La questione di fondo riguarda le ristrutturazioni dei grandi gruppi editoriali che dal 2009 stanno sul “groppone” dell’Istituto di previdenza dei giornalisti. Per ottenere i prepensionamenti da quell’epoca non è più necessaria la “certificazione di uno stato di crisi” ma è sufficiente “la prospettiva di crisi”. E negli ultimi 15 anni gli editori ne hanno abbondantemente usufruito, mettendo fuori organico prima coloro che avevano 58 anni di età, limite portato ora a 62 anni. Come si può capire, le sentenze del Tar del Lazio e gli accordi con Google rappresentano una boccata d’ossigeno. Non sembrano misure che possano rivoluzionare il mondo dell’informazione in Italia. I due aspetti sono comunque interessanti. Le sentenze del Tar, che hanno respinto i ricorsi dell’Eco della stampa, mettono per la prima volta alcuni paletti in quella che è stata chiamata per un decennio la guerra delle rassegne stampa.
È stata così sancita la illegittimità delle rassegne stampa fatte mediante la riproduzione integrale di articoli e pagine di giornali, senza l’autorizzazione del titolare del diritto esclusivo alla riproduzione. Nel caso, l’Agcom ha applicato correttamente le disposizioni sul diritto d’autore. Per ora si tratta solo di rassegne che utilizzavano articoli recanti la clausola di riproduzione riservata. Sulla questione del copyright è da tempo in corso un duro braccio di ferro, in attesa che anche l’Italia a giugno recepisca la direttiva europea.
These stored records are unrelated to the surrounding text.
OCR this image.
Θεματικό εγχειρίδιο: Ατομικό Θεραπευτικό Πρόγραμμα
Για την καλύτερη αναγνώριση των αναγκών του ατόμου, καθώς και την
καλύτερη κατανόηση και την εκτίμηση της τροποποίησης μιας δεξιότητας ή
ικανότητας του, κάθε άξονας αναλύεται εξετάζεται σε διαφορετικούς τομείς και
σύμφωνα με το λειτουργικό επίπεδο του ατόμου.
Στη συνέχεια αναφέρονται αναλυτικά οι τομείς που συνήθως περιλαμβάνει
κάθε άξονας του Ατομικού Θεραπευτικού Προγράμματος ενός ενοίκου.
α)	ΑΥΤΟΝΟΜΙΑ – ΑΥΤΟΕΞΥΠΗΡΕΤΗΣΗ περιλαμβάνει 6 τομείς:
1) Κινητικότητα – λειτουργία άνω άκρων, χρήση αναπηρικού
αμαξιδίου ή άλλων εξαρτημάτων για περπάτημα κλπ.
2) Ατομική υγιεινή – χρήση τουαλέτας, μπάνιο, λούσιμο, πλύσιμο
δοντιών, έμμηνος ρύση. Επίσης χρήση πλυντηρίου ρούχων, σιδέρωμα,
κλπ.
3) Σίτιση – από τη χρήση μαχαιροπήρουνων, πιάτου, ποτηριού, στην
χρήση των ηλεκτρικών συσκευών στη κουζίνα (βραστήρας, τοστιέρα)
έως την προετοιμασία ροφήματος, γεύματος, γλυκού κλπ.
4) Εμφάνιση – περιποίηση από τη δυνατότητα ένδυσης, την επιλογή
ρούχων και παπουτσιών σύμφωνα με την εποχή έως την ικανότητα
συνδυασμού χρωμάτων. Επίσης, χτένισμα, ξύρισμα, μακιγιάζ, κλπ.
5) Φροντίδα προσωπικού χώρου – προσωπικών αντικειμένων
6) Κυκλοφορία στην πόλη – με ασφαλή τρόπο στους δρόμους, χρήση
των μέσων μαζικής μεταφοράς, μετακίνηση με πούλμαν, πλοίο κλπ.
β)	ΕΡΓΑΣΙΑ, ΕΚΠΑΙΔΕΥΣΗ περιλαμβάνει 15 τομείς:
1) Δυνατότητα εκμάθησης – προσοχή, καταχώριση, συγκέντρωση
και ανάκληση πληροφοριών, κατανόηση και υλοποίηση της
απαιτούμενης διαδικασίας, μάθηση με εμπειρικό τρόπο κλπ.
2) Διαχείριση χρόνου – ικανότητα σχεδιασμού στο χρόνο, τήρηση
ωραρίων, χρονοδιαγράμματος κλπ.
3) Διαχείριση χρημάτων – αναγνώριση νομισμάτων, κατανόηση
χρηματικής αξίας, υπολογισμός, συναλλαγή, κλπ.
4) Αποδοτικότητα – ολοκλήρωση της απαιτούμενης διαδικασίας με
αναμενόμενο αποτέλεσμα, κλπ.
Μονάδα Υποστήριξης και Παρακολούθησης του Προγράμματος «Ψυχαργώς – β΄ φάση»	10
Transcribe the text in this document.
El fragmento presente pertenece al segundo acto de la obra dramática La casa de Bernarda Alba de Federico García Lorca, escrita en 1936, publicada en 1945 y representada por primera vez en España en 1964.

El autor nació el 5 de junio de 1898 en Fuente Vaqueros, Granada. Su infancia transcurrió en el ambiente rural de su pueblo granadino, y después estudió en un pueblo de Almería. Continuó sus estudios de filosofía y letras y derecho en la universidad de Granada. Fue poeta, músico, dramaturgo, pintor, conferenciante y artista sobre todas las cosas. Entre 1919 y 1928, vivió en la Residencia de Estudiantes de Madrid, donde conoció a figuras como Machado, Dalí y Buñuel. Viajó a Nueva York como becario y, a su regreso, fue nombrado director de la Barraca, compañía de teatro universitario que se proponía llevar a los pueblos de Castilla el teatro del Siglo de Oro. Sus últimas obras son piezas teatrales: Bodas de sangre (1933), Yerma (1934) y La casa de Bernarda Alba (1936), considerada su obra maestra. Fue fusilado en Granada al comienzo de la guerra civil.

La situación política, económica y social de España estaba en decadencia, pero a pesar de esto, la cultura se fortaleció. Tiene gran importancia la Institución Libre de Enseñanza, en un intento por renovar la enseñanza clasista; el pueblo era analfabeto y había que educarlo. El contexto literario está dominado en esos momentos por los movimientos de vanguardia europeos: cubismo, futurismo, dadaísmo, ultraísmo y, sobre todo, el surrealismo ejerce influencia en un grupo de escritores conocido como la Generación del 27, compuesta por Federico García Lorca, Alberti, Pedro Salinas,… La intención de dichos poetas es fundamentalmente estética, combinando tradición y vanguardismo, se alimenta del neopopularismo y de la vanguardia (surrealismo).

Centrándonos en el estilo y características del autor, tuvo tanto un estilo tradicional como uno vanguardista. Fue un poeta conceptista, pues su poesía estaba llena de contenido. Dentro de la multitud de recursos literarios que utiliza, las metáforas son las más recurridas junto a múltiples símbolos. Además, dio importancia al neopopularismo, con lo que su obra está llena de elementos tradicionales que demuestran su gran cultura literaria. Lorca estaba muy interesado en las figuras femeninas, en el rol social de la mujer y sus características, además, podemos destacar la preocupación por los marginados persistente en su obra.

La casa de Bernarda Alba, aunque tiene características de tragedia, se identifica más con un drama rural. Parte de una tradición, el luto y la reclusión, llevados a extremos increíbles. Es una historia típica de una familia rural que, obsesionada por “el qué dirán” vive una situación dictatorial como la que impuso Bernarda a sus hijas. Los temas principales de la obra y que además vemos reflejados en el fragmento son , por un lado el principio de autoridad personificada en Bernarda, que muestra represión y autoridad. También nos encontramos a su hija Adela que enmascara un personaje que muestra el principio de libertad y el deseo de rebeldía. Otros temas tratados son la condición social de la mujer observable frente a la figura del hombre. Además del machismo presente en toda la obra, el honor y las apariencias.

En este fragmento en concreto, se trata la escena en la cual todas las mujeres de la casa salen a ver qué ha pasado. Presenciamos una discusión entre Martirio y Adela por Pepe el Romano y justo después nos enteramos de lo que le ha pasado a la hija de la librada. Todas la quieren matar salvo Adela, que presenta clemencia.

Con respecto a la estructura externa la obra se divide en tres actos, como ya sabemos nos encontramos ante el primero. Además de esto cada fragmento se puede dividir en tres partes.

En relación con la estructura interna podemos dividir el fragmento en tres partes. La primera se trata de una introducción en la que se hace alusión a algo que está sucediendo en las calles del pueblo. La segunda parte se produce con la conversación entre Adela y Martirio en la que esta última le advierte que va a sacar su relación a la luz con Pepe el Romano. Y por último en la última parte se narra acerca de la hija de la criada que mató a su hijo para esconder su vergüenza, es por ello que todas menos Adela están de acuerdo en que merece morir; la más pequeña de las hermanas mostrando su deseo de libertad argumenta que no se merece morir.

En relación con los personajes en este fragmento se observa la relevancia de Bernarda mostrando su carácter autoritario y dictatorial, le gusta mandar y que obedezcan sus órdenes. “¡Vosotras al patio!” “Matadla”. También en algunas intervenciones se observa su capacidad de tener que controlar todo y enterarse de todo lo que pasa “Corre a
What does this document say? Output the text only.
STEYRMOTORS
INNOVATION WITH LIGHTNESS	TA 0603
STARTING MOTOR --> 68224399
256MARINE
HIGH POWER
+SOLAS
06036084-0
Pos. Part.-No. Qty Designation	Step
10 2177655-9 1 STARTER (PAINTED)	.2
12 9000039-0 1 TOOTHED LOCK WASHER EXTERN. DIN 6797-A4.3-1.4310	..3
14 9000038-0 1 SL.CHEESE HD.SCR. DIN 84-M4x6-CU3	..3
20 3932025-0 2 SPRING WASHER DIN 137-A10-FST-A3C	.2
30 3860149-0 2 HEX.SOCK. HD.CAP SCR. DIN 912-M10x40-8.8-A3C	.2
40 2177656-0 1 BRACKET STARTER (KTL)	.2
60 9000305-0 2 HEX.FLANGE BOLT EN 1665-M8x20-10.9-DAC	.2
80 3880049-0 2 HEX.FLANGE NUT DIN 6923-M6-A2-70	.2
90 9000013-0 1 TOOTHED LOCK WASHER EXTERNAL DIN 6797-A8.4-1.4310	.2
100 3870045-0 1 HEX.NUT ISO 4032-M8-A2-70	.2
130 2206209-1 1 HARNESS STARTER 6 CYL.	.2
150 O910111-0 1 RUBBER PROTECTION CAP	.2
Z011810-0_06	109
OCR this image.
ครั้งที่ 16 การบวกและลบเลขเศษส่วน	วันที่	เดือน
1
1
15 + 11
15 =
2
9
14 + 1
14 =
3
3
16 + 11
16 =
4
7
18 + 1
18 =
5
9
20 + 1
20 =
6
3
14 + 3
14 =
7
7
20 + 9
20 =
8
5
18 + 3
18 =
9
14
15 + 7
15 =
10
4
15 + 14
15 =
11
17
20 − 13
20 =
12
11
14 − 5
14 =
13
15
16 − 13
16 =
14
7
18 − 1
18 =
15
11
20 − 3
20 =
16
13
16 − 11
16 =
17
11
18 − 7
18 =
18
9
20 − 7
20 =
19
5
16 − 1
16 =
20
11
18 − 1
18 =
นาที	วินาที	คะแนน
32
Più articolato e complesso l’accordo raggiunto da 14 editori italiani con il colosso americano Google. Per la Fieg (Federazione italiana editori giornali) si è pronunciato il presidente Andrea Riffeser Monti e il direttore generale Fabrizio Carotti, che hanno espresso soddisfazione per aver uno dei big tecnologici riconosciuto il valore dell’informazione. L’accordo con Google consente di pubblicare contenuti italiani su Showcase, una delle piattaforme del gigante del web di Mountain View dedicato al mondo dell’informazione.